Quand les entreprises donneront en se taisant, en ne joignant pas à leur chèque un communiqué de presse vantant leurs fabuleuses valeurs morales (avant de saquer 500 employés pour ne pas rogner sur la marge de profit des actionnaires), alors leurs dons, même dérisoires, ne seront plus aussi indécents.

Mais pour revenir à cette différence entre nos habituels téléthons et celui-ci. Entre la guignolée et les collectes de fonds pour Haïti. Un facteur diffère, principal, primordial: l'urgence.

Je m'explique.

Dans l'une de ses plus délicieuses satires, le site The Onion publiait cette semaine un texte intitulé Un tremblement de terre révèle l'existence d'une civilisation inconnue jusqu'ici: Haïti. Sur l'habituel mode du sarcasme consommé, The Onion interroge divers experts fictifs qui s'étonnent de n'avoir jamais entendu parler de ce pays dans les médias jusqu'à maintenant, avouant leur consternation en s'apercevant que la capacité de ce peuple à se tenir debout devant tant d'adversité tient sans doute au fait qu'ils n'en sont probablement pas à leur première épreuve.

C'est la marque de commerce de The Onion: beurrer épais dans l'absurde pour faire réfléchir.

Ici, au fait qu'il aura fallu un drame immense pour que soient exposés au monde les malheurs d'Haïti.

Sauf qu'on ne réformera pas l'économie, la politique, et encore moins nos modes de vie et le fonctionnement des médias en une nuit.

Demain, nous ne serons pas moins obsédés par des préoccupations triviales qui trahissent notre richesse et notre confort. Nous ne serons pas plus enclins à donner davantage, à partager un peu plus, sur une base régulière.

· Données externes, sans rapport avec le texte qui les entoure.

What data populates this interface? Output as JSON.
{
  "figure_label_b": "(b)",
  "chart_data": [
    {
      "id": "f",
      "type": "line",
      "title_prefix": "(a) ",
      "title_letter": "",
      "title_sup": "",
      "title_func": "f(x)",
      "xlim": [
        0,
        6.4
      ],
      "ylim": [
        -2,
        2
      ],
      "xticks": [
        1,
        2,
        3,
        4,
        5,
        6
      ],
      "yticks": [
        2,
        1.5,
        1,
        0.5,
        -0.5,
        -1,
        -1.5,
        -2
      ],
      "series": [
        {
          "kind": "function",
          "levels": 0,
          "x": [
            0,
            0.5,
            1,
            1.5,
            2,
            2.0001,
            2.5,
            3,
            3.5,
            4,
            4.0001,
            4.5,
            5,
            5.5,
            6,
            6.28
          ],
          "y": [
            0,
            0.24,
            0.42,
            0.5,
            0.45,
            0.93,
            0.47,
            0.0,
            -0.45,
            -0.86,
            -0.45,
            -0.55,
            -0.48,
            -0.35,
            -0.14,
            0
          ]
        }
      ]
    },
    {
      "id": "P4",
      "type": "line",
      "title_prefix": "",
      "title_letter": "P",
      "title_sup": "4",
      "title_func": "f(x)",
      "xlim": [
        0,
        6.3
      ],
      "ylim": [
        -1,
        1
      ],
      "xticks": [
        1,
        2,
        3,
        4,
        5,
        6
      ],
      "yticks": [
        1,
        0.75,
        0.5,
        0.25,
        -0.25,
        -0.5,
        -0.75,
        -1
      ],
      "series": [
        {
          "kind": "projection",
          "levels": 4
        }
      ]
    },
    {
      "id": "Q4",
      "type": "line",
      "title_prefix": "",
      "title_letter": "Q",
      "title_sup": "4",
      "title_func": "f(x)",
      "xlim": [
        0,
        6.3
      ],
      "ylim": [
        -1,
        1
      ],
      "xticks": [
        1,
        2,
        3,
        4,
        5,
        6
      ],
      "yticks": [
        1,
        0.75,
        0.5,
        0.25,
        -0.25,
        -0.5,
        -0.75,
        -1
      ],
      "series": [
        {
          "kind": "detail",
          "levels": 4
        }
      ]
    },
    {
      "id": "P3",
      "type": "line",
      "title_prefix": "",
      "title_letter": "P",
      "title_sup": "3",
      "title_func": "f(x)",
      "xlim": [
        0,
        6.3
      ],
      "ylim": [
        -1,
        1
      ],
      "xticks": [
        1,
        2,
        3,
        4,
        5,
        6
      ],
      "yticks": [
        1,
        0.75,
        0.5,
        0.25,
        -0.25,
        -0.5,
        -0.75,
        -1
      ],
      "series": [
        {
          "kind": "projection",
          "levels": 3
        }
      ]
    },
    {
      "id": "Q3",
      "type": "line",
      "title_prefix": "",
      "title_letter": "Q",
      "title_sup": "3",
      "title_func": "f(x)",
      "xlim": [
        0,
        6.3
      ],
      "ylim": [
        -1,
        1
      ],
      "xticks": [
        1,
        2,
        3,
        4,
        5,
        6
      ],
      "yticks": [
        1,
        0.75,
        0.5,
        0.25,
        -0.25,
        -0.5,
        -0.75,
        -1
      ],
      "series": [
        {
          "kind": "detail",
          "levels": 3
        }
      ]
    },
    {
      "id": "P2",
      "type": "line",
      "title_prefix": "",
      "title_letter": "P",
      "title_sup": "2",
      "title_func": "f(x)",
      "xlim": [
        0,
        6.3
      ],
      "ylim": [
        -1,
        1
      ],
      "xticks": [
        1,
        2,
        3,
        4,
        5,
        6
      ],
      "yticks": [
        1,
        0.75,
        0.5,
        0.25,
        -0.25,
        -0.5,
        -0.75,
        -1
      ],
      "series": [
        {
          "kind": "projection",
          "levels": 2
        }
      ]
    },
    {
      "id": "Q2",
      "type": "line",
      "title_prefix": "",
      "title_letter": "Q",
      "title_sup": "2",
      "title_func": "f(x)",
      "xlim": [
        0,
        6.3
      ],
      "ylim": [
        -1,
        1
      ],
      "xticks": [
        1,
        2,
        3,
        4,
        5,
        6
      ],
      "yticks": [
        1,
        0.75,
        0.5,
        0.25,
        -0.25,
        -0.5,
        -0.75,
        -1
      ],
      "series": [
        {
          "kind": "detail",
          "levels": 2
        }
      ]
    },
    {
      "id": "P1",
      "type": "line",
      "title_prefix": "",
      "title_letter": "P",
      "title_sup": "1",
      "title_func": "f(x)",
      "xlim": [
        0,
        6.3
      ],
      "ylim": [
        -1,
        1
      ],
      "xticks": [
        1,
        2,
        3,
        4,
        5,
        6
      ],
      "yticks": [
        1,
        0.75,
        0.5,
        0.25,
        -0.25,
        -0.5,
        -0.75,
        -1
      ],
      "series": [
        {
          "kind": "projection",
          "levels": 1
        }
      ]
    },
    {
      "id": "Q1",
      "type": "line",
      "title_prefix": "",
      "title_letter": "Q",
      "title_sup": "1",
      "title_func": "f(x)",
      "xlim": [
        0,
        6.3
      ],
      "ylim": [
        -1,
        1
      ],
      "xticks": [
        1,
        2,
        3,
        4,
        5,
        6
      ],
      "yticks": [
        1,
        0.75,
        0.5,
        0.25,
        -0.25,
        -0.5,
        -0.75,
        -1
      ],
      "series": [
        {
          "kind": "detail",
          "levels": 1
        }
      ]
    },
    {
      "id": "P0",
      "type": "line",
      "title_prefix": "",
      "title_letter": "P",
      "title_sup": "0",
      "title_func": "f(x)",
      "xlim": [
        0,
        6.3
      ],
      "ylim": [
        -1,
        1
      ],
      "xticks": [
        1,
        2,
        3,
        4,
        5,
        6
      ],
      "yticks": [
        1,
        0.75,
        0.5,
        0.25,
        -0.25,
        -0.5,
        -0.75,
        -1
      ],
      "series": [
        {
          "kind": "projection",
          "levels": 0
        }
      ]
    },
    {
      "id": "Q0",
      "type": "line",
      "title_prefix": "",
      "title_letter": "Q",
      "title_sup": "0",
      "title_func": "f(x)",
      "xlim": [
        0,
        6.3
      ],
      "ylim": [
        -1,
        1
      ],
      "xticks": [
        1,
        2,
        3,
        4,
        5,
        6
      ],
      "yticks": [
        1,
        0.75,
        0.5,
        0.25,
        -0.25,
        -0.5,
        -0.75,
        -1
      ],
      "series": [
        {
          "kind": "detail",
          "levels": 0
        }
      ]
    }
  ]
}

Notre société est tournée vers elle-même, obsédée par le Spectacle. Et je déteste la charité organisée parce qu'elle en est l'illustration, la preuve.

Le problème, ce n'est pas les téléthons, ce n'est pas les vedettes qui s'y pressent. Le problème, c'est le contexte social. Le problème, c'est qu'ils sont nécessaires.

Ne sont-ils pas l'unique manière de sortir le peuple de sa béate indifférence le temps d'un week-end, grâce au Spectacle?

Mais du même coup, dites-vous, ils permettent d'éviter des débats autrement houleux sur une véritable égalité des chances chez nous, mais ailleurs aussi.

Alors on fait quoi?

Ben on donne discrètement, de son bord, en marge du show, Chose. Et puis on profite de la charité des gens quand elle passe, quelque part entre les devoirs de la petite et Le Banquier.

On maudit notre égoïsme et ceux qui régurgitent la bêtise de Rush Limbaugh. On milite si on veut, si on peut, pour éviter d'oublier trop vite la misère des autres, tandis que le quotidien débilitant envahit jusqu'aux plus intimes replis de nos consciences, et que le vaste monde poursuit sa course folle.